PM Haider al-Abadi announces ground operation to retake the northern city, telling ISIL fighters ‘surrender, or die’.
US-backed Iraqi forces on Tuesday said they were making gains in their ongoing push to dislodge fighters from the Islamic State of Iraq and the Levant (ISIL, also known as ISIS) group from the northern city of Tal Afar, as the Pentagon chief made a surprise visit to Iraq in a show of support.
The joint Iraqi forces took control of al-Jazirah area, on the eastern side of Tal Afar, as troops and members of the Shia Popular Mobilisation forces started heading towards the city centre, a security source told the DPA news agency.
ISIL fighters, estimated to number up to 1,000, reportedly responded with artillery fire, as government forces massed outside the city. The city has been under ISIL control since 2014.
Al Jazeera’s Osama bin Javaid, reporting from Erbil in northern Iraq, quoted military sources as saying that forces are moving in from the western and northeastern front of the city, adding that they have taken control of an oil refinery “and breached the city’s walls”.
“Their movement was swift earlier, but now the real battle begins,” he said on Tuesday, the third day since the start of the offensive.
Army, police and units of the Popular Mobilisation forces also took “full control” of Tal Afar’s al-Kifah and al-Nur districts, Popular Mobilisation spokesman Ahmed al-Assadi was quoted by the AFP news agency as saying.
Assadi said Iraqi forces had encircled the city despite “intense” fighting, adding that the offensive would likely last for weeks.
In his weekly press conference, Iraqi Prime Minister Haider al-Abadi described Tuesday’s progress as “excellent”, calling it an “indication of the enemy’s collapse”.
Tal Afar, located some 70km west of the recently recaptured city of Mosul, is a key ISIL hub between Iraq’s second largest city and the Syrian border.
In July, Iraqi troops, supported by the forces of a US-led coalition, routed ISIL in Mosul, allowing it to advance into Tal Afar on Sunday. ISIL still controls other areas in the south and west of Mosul.
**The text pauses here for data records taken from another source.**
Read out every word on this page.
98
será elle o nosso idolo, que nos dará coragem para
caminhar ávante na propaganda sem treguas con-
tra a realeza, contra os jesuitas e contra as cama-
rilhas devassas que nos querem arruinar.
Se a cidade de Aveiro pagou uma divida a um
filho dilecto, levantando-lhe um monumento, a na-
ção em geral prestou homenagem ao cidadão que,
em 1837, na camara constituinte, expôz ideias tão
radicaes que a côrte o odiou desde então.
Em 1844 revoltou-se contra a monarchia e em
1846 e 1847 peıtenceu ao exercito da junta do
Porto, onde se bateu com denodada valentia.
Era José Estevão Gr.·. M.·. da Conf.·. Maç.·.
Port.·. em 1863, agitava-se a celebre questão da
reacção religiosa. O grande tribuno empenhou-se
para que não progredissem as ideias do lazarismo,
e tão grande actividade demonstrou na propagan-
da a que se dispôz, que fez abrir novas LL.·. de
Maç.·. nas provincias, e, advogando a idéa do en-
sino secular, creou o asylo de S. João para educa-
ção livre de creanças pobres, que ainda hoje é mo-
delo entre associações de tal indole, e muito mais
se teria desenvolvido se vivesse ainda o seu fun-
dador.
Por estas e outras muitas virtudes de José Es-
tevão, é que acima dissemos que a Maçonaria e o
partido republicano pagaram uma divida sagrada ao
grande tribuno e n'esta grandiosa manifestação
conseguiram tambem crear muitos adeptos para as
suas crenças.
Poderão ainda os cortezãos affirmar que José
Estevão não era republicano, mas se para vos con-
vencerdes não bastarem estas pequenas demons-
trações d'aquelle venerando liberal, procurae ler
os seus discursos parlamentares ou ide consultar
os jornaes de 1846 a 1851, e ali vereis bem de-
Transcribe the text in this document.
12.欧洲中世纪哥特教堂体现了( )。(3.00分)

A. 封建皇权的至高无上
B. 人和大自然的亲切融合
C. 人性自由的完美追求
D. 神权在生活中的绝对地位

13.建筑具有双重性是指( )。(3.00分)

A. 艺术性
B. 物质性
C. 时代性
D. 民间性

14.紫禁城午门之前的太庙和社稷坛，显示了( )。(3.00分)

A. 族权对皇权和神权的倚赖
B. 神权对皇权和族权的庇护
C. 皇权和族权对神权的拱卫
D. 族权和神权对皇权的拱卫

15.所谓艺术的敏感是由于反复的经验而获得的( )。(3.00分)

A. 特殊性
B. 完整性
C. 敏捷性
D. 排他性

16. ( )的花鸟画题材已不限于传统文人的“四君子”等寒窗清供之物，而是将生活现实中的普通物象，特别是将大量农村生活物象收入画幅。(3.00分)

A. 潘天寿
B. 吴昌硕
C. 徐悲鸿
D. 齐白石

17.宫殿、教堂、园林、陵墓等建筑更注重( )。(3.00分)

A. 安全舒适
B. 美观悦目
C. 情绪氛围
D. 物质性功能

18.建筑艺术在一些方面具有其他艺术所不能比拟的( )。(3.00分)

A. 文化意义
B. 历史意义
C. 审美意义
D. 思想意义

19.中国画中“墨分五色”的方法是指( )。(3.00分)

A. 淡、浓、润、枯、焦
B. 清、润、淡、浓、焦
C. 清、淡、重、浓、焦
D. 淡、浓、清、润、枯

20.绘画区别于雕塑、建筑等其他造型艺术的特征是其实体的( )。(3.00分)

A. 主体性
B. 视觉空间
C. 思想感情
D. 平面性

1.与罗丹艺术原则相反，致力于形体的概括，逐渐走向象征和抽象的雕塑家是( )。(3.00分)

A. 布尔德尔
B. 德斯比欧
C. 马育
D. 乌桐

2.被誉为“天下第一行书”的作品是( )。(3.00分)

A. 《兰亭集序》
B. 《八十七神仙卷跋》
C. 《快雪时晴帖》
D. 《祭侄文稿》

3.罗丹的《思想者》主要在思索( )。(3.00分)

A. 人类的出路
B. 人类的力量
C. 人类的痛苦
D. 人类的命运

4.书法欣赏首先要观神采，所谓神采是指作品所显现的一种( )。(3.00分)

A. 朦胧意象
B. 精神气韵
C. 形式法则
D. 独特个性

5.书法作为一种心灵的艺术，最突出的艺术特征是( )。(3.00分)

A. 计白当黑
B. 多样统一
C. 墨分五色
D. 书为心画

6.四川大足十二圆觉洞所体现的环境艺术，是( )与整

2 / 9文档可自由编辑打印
The latest offensive has forced thousands of people to flee to the country’s Kurdish region, according to the United Nations.
On Tuesday, Al Jazeera’s bin Javaid reported that fleeing residents had to travel 10 to 20 hours to escape the fighting.
“It’s a very desperate picture. Some people weren’t even fully-clothed … as they tried to reach safety,” he said.
Since Friday, more than 3,000 people had arrived at two emergency sites, many with just the clothes on their back, according to the International Organization for Migration (IOM).
“These internally displaced persons (IDPs) carried a minimal amount of clothes; some only had what they wore, some were partially clothed,” IOM said in a statement, adding that thousands more are expected to flee in the coming days.
Most of the residents had to walk for hours in arduous conditions before reaching safe areas, the statement said. Many “arrive exhausted and in poor health, often with critical levels of malnutrition among children, some unable to move.”
UNHCR, the UN’s refugee agency also said it had received some 9,000 people at the Hamman al-Alil transit centre in the past week, and it was preparing to accommodate nearly 30,000 more.
“Food and water are running out, and people lack the basic necessities to survive,” said Lise Grande, the UN’s humanitarian coordinator in Iraq, adding that families are trekking “in extreme heat to reach mustering points. They are arriving exhausted and dehydrated”.
As the fighting continues, US Defence Secretary James Mattis, who made an unannounced visit to Iraq, declared that “ISIS is on the run”, following his meeting with Iraqi Prime Minister Haider al-Abadi in Baghdad.
“Today, the security for the Iraqi people has been greatly improved,” Mattis said. “Cities have been liberated. People are free from ISIS … the economy is recovering.”
But Mattis declined to make any predictions on the battle.
“ISIS’s days are certainly numbered, but it’s not over yet, and it’s not going to be over anytime soon,” he said.
Mattis then left for Erbil, the capital of Iraq’s Kurdish semi-autonomous region, where he is scheduled to hold a meeting with President Massoud Barzani.
A key sticking point in the meeting is Iraqi Kurdistan’s plan for an independence referendum on September 25, strongly opposed by the US and Baghdad.
Barzani, who has so far resisted international pressure to delay the referendum, said the vote would not be postponed “for the Kurds’ own good” despite reports that the US administration is critical of the vote, according to Kurdish news website Rudaw.
“Waiting for Baghdad to approve the referendum is dangerous,” said Barzani. “The Kurds have agreed to start a new page with Baghdad, but the Baghdad government’s mentality has not changed,” he added.
The Iraqi constitution “gives us the right to self-determination.”
Brett McGurk, the White House envoy to the anti-ISIL coalition, told the Associated Press news agency that a referendum at this time “would be potentially catastrophic to the counter-ISIS campaign”.